Overheden (rijk, provincies, waterschappen en gemeenten) kopen per jaar voor bijna 60 miljard euro in.

Deze bestedingen hebben een aanzienlijke milieu-impact. Duurzaam inkopen kan hierbij een krachtig instrument zijn om doelen op het gebied van klimaat en gezonde lucht te bereiken en innovatieve mobiliteitsoplossingen te stimuleren. Bovendien kunnen overheden hiermee laten zien dat ze hun eigen milieudoelen serieus te nemen. Voor de doelen op het gebied van klimaat en luchtkwaliteit is mobiliteit een belangrijke inkoopcategorie. Gemeenten en provincies hebben zichzelf (vrijwillig) als doel gesteld om vanaf 1 januari 2015 100% duurzaam in te kopen. Wat daarvoor als duurzaam geldt is vastgelegd in criteria voor duurzaam inkopen die per productgroep zijn opgesteld.

Onderzoeksopzet

In dit onderzoek is bekeken in hoeverre gemeenten erin slagen de ambitie waar te maken om vanaf 2015 hun mobiliteit 100% duurzaam in te kopen.
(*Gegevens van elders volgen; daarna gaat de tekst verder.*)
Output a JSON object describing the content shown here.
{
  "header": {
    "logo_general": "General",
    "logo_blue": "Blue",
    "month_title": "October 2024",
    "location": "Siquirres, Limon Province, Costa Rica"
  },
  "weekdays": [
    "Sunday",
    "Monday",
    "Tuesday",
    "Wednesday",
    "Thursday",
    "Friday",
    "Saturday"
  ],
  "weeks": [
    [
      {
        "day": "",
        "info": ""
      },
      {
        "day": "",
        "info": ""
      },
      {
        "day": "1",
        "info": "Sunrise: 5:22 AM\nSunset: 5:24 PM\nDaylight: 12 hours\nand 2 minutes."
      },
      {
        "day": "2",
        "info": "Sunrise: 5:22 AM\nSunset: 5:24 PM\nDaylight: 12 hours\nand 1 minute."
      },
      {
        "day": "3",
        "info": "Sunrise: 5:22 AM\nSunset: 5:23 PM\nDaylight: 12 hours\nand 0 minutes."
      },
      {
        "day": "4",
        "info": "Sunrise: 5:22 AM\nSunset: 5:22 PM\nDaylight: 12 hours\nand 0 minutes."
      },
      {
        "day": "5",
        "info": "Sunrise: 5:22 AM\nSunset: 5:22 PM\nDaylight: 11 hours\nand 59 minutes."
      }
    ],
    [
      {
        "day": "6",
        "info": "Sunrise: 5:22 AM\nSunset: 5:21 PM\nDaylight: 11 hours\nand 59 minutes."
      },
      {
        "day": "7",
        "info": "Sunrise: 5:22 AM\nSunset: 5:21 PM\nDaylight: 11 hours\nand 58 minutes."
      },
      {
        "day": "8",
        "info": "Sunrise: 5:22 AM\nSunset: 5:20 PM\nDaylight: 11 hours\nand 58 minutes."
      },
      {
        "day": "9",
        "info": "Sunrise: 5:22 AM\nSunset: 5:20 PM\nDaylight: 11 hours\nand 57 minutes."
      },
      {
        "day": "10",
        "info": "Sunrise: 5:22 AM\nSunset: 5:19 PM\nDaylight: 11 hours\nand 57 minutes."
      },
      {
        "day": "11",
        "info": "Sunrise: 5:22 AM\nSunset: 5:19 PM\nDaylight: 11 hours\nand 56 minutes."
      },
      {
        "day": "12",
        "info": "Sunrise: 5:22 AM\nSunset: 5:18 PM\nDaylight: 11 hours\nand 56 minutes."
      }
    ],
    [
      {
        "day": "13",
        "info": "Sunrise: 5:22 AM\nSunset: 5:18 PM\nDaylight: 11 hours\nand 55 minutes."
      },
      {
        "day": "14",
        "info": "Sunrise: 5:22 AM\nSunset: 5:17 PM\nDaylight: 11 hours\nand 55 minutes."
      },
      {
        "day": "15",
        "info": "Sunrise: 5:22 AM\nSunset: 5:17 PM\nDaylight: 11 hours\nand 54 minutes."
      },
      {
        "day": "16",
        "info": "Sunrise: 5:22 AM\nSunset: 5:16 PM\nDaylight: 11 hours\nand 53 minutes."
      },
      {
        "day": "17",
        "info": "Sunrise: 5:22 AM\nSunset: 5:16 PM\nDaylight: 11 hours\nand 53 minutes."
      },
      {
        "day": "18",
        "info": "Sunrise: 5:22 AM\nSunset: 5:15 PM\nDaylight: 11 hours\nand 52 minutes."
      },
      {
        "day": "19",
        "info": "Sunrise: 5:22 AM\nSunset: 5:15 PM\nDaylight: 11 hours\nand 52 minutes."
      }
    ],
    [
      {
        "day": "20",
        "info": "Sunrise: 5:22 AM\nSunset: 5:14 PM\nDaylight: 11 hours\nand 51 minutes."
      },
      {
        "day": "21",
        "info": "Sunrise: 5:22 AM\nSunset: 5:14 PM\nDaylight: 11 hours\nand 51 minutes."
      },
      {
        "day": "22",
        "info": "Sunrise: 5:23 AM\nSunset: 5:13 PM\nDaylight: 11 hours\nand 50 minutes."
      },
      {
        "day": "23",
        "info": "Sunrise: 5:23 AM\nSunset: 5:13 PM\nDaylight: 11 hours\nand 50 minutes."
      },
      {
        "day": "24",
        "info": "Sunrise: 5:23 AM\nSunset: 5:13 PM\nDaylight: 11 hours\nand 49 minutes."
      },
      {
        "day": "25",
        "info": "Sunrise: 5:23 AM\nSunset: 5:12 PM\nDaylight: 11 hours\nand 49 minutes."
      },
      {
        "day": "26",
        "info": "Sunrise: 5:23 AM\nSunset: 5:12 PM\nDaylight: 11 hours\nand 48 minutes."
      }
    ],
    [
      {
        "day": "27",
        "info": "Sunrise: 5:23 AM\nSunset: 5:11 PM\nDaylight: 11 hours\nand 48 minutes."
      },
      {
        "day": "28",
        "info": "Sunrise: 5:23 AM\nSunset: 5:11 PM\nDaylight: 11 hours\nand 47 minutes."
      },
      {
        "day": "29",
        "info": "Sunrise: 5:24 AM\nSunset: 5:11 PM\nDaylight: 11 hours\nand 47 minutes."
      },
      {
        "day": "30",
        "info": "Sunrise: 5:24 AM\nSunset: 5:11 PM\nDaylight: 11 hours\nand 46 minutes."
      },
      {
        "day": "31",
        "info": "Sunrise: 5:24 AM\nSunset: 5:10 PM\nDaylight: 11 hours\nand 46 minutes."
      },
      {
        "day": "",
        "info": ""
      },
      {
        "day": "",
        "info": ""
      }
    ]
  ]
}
Daarvoor zijn alle beschikbare2 openbare aanbestedingen uit de eerste helft van 2015 voor het eigen wagenpark (ook wel dienstauto’s genoemd), het

leerlingenvervoer en het Wmo-vervoer onderzocht. Uiteindelijk zijn er 40 aanbestedingen onderzocht;

30 aanbestedingen in het leerlingenvervoer, 6 in het Wmo-vervoer en 4 voor het eigen wagenpark.

4 aanbestedingen vielen af omdat we daar onvoldoende informatie over hadden. Deze 40 aanbestedingen vertegenwoordigen 70 gemeenten. Sommige aanbestedingen zijn van meerdere gemeenten samen. Zij organiseren de aanbestedingen in een regionaal samenwerkingsverband.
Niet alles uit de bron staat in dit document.